2. Cross-references persist. The wiki is interlinked. When you follow liraglutide → mechanism A → GIP receptor → tirzepatide you are walking a path the LLM already traced during an earlier session. RAG cannot do this — retrieved chunks have no trails between them; each retrieval is a fresh stab.

3. Contradictions persist. When two sources disagree, a RAG system notices the tension for one answer and forgets. The wiki files the contradiction on the relevant page, with a resolution, and every future reader — human or LLM — sees it. Two papers that disagree go from being a liability ("the LLM will cite one or the other at random") to being an asset ("the disagreement itself is knowledge").

Your role vs the LLM's role¶

You	The LLM
Find sources worth reading	Read sources
Decide what is worth ingesting	Extract what matters
Ask questions	Synthesize across pages
Make judgment calls	Maintain cross-references
Curate the shape over time	File contradictions
Review the diffs	Append to the log
Name what the wiki is for	Regenerate the index / catalog
	Flag orphans
	Suggest new questions

The human's job is curation and direction — which sources to read, which threads to pull, which questions matter, what the wiki is ultimately for. The LLM's job is bookkeeping and synthesis — the tedious maintenance that makes wikis die when humans try to do it themselves.

This split is the whole thing. Humans abandon wikis because updating fifteen cross-references every time a new source lands is soul-crushing. LLMs do not get bored. So the wiki stays alive.
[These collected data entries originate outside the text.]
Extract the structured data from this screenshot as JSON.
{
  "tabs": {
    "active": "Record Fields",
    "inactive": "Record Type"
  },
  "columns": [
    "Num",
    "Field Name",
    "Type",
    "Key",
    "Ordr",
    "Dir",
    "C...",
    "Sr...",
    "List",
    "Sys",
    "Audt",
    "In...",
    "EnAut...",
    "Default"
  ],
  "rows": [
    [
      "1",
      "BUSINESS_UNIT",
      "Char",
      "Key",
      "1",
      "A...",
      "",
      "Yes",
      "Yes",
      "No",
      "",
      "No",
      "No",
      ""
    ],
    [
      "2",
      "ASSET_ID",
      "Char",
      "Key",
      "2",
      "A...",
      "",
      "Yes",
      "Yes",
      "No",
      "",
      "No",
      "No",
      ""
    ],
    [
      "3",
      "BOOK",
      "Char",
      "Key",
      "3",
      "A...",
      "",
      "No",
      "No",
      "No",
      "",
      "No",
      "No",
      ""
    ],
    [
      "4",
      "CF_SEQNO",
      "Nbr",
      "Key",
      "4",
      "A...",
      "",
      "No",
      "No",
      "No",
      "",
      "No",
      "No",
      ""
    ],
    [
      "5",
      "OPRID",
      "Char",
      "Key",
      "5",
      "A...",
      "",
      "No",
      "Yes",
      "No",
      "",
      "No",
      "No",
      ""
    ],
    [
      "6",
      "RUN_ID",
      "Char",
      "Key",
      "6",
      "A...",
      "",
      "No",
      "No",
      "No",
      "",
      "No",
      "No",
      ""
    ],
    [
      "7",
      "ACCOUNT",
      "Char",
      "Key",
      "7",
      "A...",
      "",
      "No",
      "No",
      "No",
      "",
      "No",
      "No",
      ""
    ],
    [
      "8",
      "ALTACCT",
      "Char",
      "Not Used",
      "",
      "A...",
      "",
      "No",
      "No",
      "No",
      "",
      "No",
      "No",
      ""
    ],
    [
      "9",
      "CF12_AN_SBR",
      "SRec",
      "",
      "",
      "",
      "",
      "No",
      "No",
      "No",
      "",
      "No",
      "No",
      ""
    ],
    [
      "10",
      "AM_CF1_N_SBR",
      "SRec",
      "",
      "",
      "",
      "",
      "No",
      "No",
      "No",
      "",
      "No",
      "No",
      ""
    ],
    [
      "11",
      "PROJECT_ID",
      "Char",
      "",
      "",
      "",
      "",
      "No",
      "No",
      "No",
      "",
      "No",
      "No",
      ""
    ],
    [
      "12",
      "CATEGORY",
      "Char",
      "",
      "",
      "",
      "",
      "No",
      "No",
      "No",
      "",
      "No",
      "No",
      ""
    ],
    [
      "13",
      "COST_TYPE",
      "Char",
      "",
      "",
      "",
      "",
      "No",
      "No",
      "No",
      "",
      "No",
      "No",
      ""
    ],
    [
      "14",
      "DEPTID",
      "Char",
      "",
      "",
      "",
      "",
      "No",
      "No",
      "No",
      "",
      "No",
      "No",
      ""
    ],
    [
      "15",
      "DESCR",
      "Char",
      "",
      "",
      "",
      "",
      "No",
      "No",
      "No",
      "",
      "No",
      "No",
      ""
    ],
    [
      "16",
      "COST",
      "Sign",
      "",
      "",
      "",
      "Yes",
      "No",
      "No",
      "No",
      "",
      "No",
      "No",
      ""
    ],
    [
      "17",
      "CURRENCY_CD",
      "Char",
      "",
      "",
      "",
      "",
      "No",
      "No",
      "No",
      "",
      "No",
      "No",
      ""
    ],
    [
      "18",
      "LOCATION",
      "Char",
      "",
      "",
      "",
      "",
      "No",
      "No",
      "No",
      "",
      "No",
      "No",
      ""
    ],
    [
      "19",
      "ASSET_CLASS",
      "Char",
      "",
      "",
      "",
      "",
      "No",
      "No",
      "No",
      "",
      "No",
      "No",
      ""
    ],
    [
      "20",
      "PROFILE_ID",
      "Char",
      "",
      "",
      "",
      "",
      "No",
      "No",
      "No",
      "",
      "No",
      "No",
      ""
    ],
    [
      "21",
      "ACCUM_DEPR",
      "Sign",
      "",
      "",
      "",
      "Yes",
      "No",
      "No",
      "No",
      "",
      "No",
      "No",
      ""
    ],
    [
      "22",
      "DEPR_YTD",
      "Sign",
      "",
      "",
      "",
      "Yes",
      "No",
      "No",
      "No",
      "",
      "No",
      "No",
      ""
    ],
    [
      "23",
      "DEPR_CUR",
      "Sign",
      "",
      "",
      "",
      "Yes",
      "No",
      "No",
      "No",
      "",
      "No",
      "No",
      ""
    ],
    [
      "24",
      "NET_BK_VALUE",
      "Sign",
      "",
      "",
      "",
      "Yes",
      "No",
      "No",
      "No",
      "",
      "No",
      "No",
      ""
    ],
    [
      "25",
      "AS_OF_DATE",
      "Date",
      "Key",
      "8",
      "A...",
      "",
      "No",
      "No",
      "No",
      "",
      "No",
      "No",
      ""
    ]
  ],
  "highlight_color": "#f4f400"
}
Where this wiki lives in practice¶

The pattern is format-agnostic but the idiomatic setup in this repo is:

A git repo of markdown files — version history, diffs, branches for free
MkDocs Material renders the wiki at wiki.givecareapp.com
Obsidian (or any markdown editor) works for local browsing and graph view
Claude Code is the primary LLM agent — reads CLAUDE.md on every session
CI (.github/workflows/wiki-lint.yml) runs lint + audit + catalog drift check weekly
Scripts under apps/web-wiki/scripts/ (lint.ts, audit.ts, catalog.ts) provide deterministic checks so the LLM does not have to re-verify everything by reading

In typical use you have two windows open: the LLM agent on one side, the rendered wiki (or Obsidian) on the other. You talk to the agent, watch the wiki change in real time, follow links, check the graph, correct anything that drifted. The wiki is the codebase; the LLM is the programmer; the editor is the IDE.

The key mental shift¶

Stop asking how do I query my documents? Start asking how do I build an artifact that answers most questions without needing to be re-queried?

The wiki is the answer to most questions, most of the time. Queries are requests to read the wiki. Ingest is the expensive operation; queries are cheap. That is backwards from RAG, where ingest is cheap (embed and store) and queries are expensive (retrieve, re-reason, hope the retrieval surfaced the right chunks).

Compounding over time beats retrieval-at-query-time — but only if you stay disciplined about ingest and lint. The schema file is what makes that discipline reproducible across sessions that never share chat history. That is why CLAUDE.md is the most important file in the wiki.